Scaling AWS Lambda and Postgres to thousands of uptime checks
Max Rozen / November 18, 2021
When you're building a serverless web app, it can be pretty easy to forget about the database. You build a backend, send some data to a frontend, write some tests, and it'll scale to infinity with no effort, right?
Especially not with Postgres. As the number of users of your frontend increases, your app will open more and more database connections until the database is unable to accept any more.
It gets worse.
If you're building with AWS Lambda functions and also calling them as asynchronous worker functions that increase in usage as your web app becomes more popular, you're going to run into scaling issues fast.
With a bit of help from your architecture, you can remove the need for each worker function to talk to your database, and greatly improve your scalability. Curious? Read on.
Table of contents
OnlineOrNot (where this article is hosted) started its life as an extremely simple uptime monitoring service.
As a user you could sign in, add a URL you wanted to monitor, get alerts (only via email), and pay for a subscription.
Architecture-wise, it was pretty simple too.
It consisted of:
- a single AWS RDS database instance running Postgres
- a Lambda function that fired every minute to check the database for URLs to check
- an SQS queue
- a Lambda function that got triggered via SQS, which would check the URLs, and write the results to the database
If you have a bit of experience with building on serverless, you can probably immediately see where my mistake was.
As the web app grew in popularity, each URL that got added for monitoring would need its own database connection when writing results.
That might have been fine if I was developing a web app for internal business at a small company (build for the problems you know you have now, rather than problems you might have), but I'm running OnlineOrNot as a bootstrapped business that keeps growing.
Shortly after thinking to myself "this is fine", I found myself needing to check up to 100 URLs at a time, every minute. Each time the jobs would finish, all 100 Checker Lambda functions would try to write to the database at (more or less) the same time, and my frontend would be unable to open new database connections.
To buy myself time, I scaled up the database a few tiers (the more memory your RDS Postgres instance has, the more simultaneous connections it can receive), and went looking for ways to fix the issue.

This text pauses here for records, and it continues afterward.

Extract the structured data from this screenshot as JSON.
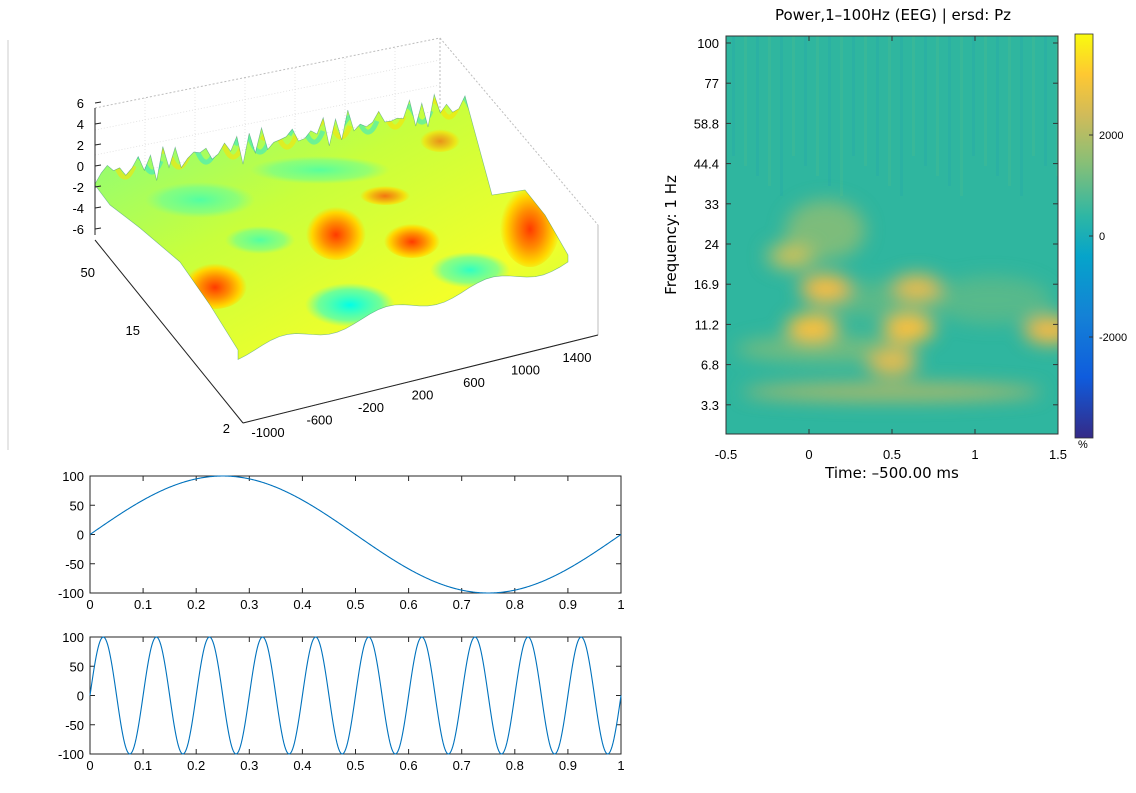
{
  "chart_data": [
    {
      "type": "surface",
      "x_ticks": [
        "-1000",
        "-600",
        "-200",
        "200",
        "600",
        "1000",
        "1400"
      ],
      "y_ticks": [
        "2",
        "15",
        "50"
      ],
      "z_ticks": [
        "6",
        "4",
        "2",
        "0",
        "-2",
        "-4",
        "-6"
      ],
      "zlim": [
        -6,
        6
      ],
      "colormap": "jet",
      "peaks": [
        {
          "time": -850,
          "freq": 15,
          "z": 5.5
        },
        {
          "time": 50,
          "freq": 22,
          "z": 5.0
        },
        {
          "time": 600,
          "freq": 12,
          "z": 4.2
        },
        {
          "time": 1250,
          "freq": 20,
          "z": 6.0
        }
      ]
    },
    {
      "type": "heatmap",
      "title": "Power,1–100Hz (EEG) | ersd: Pz",
      "xlabel": "Time: –500.00 ms",
      "ylabel": "Frequency: 1 Hz",
      "x_ticks": [
        "-0.5",
        "0",
        "0.5",
        "1",
        "1.5"
      ],
      "xlim": [
        -0.5,
        1.5
      ],
      "y_ticks": [
        "100",
        "77",
        "58.8",
        "44.4",
        "33",
        "24",
        "16.9",
        "11.2",
        "6.8",
        "3.3"
      ],
      "colorbar": {
        "ticks": [
          "2000",
          "0",
          "-2000"
        ],
        "unit": "%",
        "range": [
          -4000,
          4000
        ],
        "colormap": "parula"
      },
      "hotspots": [
        {
          "time": 0.1,
          "freq_index": 2.4,
          "value": 2600
        },
        {
          "time": 0.02,
          "freq_index": 1.4,
          "value": 3000
        },
        {
          "time": 0.6,
          "freq_index": 1.4,
          "value": 3300
        },
        {
          "time": 0.65,
          "freq_index": 2.4,
          "value": 2200
        },
        {
          "time": 0.5,
          "freq_index": 0.55,
          "value": 1800
        },
        {
          "time": 1.45,
          "freq_index": 1.35,
          "value": 2300
        },
        {
          "time": -0.1,
          "freq_index": 3.2,
          "value": 1200
        }
      ]
    },
    {
      "type": "line",
      "x_ticks": [
        "0",
        "0.1",
        "0.2",
        "0.3",
        "0.4",
        "0.5",
        "0.6",
        "0.7",
        "0.8",
        "0.9",
        "1"
      ],
      "y_ticks": [
        "100",
        "50",
        "0",
        "-50",
        "-100"
      ],
      "xlim": [
        0,
        1
      ],
      "ylim": [
        -100,
        100
      ],
      "series": [
        {
          "function": "100*sin(2*pi*1*t)",
          "frequency": 1,
          "amplitude": 100
        }
      ]
    },
    {
      "type": "line",
      "x_ticks": [
        "0",
        "0.1",
        "0.2",
        "0.3",
        "0.4",
        "0.5",
        "0.6",
        "0.7",
        "0.8",
        "0.9",
        "1"
      ],
      "y_ticks": [
        "100",
        "50",
        "0",
        "-50",
        "-100"
      ],
      "xlim": [
        0,
        1
      ],
      "ylim": [
        -100,
        100
      ],
      "series": [
        {
          "function": "100*sin(2*pi*10*t)",
          "frequency": 10,
          "amplitude": 100
        }
      ]
    }
  ]
}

While implementing a fix for the issue, I managed to land my largest customer to that point. They wanted to monitor over a thousand URLs at a time, every minute. I ran the numbers - if I kept upgrading database tiers every time I needed to scale, I would eventually run out of database tiers to upgrade to.
The fix in the end was to:
- Make a new AWS Lambda function to batch URLs. It's job is to be triggered with as many URLs as possible in a batch, and then directly call a Checker Lambda function for each one
- Update the Checker Lambda function to return its results, rather than making it write to the database
The architecture ended up looking like this:
As a result, the application now scales relative to how many batcher Lambda functions you have running, rather than the individual worker Lambda functions. This pattern is also known as fanout architecture.
With this fix in place, I was able to downgrade my database instance back to where I started, with only a minor percentage increase in CPU usage.